Pass a SQLAlchemy database URL:

Database URL format
PostgreSQL postgresql+psycopg2://user:pass@host/db
Supabase postgresql+psycopg2://postgres:pass@db.<ref>.supabase.co:5432/postgres
MySQL mysql+pymysql://user:pass@host/db
SQLite (file) sqlite:///path/to/file.db
SQLite (memory) sqlite:///:memory:

Basic usage — PostgreSQL

from railtracks.retrieval.loaders import SQLLoader

loader = SQLLoader(
    "postgresql+psycopg2://user:pass@db.example.com:5432/mydb",
    table_or_query="documents",
    content_column="body",
    metadata_columns=["title", "author", "created_at"],
    id_column="id",
)
documents = loader.load()

for doc in documents:
    print(doc.metadata["title"], "->", doc.content[:80])

Supabase

import os
from railtracks.retrieval.loaders import SQLLoader

# Supabase exposes a standard PostgreSQL connection string
loader = SQLLoader(
    os.environ["SUPABASE_DB_URL"],  # postgresql+psycopg2://...
    table_or_query="knowledge_base",
    content_column="content",
    metadata_columns=["title", "category", "updated_at"],
    id_column="id",
    source_column="title",
)
documents = loader.load()

Raw SQL query

Pass any SELECT statement instead of a table name for filtering, joining, or transforming data before it reaches the loader:

from railtracks.retrieval.loaders import SQLLoader

loader = SQLLoader(
    "postgresql+psycopg2://user:pass@host/db",
    table_or_query=(
        "SELECT id, title, body "
        "FROM articles "
        "WHERE published = true AND category = 'policy'"
    ),
    content_column="body",
    id_column="id",
    source_column="title",
)
documents = loader.load()

CTE (WITH) queries are not supported directly

table_or_query is detected as a raw query only when the string starts with SELECT. Queries beginning with WITH (Common Table Expressions) are treated as table names and will cause a database error.
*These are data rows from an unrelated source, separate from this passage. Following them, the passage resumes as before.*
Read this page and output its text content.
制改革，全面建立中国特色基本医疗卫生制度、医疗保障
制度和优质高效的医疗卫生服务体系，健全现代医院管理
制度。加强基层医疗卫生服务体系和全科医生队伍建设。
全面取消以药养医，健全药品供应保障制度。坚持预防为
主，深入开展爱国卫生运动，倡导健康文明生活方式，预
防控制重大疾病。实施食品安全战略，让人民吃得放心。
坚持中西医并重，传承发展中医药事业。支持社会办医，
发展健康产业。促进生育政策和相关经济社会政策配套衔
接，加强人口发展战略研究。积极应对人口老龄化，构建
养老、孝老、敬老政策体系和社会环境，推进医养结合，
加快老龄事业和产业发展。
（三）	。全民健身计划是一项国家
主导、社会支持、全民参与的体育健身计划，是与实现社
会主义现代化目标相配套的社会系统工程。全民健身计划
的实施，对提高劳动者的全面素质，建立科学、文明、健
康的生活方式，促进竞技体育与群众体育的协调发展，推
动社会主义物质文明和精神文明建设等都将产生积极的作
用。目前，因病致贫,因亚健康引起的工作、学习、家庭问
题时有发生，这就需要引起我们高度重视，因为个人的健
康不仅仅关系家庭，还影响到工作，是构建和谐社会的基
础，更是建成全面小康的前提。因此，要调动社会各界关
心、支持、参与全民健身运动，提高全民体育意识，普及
Workaround — wrap your CTE in a subquery:

loader = SQLLoader(
    connection_string,
    table_or_query="""
        SELECT * FROM (
            WITH ranked AS (
                SELECT id, body, ROW_NUMBER() OVER (ORDER BY created_at DESC) AS rn
                FROM docs
            )
            SELECT id, body FROM ranked WHERE rn <= 100
        ) AS t
    """,
    content_column="body",
    id_column="id",
)

Load specific rows by ID

from railtracks.retrieval.loaders import SQLLoader

loader = SQLLoader(
    "postgresql+psycopg2://user:pass@host/db",
    table_or_query="documents",
    content_column="body",
    id_column="id",
    keys=["doc-001", "doc-002", "doc-003"],
)
documents = loader.load()

Note

Filtering by keys= requires id_column to be set when constructing the loader.

Reuse an existing engine

When you already have a configured sqlalchemy.Engine (custom pool size, SSL certificates, read replicas, etc.) pass it directly via the engine parameter:

import sqlalchemy as sa
from railtracks.retrieval.loaders import SQLLoader

# Reuse an engine you already have configured (custom pool, SSL, etc.)
engine = sa.create_engine(
    "postgresql+psycopg2://user:pass@host/db",
    pool_size=5,
    max_overflow=10,
)
loader = SQLLoader(
    "",                    # ignored when engine= is provided
    table_or_query="documents",
    content_column="body",
    engine=engine,
)
documents = loader.load()

Engine ownership

When you supply your own engine, the loader does not dispose it on close(). You remain responsible for its lifecycle. When the loader creates its own engine (the default), close() disposes it for you.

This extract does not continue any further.